Apakah Harapan Masih Ada

Selama masih ada senja, dunia belum sepenuhnya gelap,” begitu kata seorang penyunting tua yang dikenal dengan nama Pak Aris. Ia menulis puisi di dinding runtuh, menggunakan darah tinta sebagai, sebagai bentuk perlawanan simbolik terhadap kehancuran. Senja telah berubah arti dari waktu istirahat menjadi waktu refleksi. Di tengah mayat hidup, senja adalah pengingat bahwa meskipun dunia tampak mati, keindahan masih bisa lahir dari sisa-sisa peradaban.

Zombie Outbreak Percikan di Tengah Abu

Tia menahan napas. Dari sela-sela jendela perpustakaan yang retak, ia menyaksikan dua sosok melintas perlahan di jalan utama bukan mayat hidup, tapi manusia. Wajah mereka tertutup masker kain lusuh, satu di antara mereka membawa tombak besi, sementara yang lain memikul ransel yang hampir robek. Mereka berhenti sejenak, memandangi langit yang menghitam.

Perjalanan Tanpa Jaminan

Tia akhirnya memutuskan mengikuti mereka. Langkahnya ringan, seperti bayangan. Ia berada cukup jauh agar tak terlihat, tapi cukup dekat untuk tetap membuntuti. Sepanjang perjalanan, kota itu menampilkan wajahnya yang paling muram: taman bermain yang sunyi, sekolah-sekolah yang ditinggalkan, dan spanduk darurat yang berkibar putus di tiang listrik patah bertuliskan “SELAMATKAN DIRI ANDA SENDIRI”.

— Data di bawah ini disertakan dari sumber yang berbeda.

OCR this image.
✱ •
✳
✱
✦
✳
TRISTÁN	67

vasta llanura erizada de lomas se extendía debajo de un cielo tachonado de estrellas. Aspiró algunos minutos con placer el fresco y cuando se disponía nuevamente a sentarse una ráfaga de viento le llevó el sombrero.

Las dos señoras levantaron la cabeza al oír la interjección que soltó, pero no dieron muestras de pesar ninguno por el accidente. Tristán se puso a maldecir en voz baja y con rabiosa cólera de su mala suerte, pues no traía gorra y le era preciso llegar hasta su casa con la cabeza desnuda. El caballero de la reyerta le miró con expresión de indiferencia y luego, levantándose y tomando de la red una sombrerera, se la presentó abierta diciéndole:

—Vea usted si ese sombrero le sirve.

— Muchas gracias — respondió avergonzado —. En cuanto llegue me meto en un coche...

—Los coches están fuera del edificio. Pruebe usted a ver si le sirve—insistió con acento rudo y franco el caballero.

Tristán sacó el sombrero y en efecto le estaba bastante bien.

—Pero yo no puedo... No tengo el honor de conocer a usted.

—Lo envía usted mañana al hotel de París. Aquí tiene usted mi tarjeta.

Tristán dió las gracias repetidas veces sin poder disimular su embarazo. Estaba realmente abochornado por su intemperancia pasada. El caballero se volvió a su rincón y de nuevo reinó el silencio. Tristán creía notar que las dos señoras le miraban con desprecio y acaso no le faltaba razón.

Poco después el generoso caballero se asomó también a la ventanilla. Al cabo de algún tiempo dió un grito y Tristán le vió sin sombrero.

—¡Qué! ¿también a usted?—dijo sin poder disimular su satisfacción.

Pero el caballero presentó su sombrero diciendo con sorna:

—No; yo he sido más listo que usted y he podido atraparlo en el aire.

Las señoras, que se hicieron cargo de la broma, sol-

Sedihnya, mereka akhirnya bertemu. Tak ada kata pertama yang diucapkan. Hanya terjadi suatu kejadian yang bercampur aduk. Laki-laki bertombak memperkenalkan diri sebagai Bram, dan gadis di dekatnya bernama Ayu. Mereka adalah sisa dari sebuah komunitas kecil yang disebut Sinar Selatan, bersembunyi di jalur kereta bawah tanah.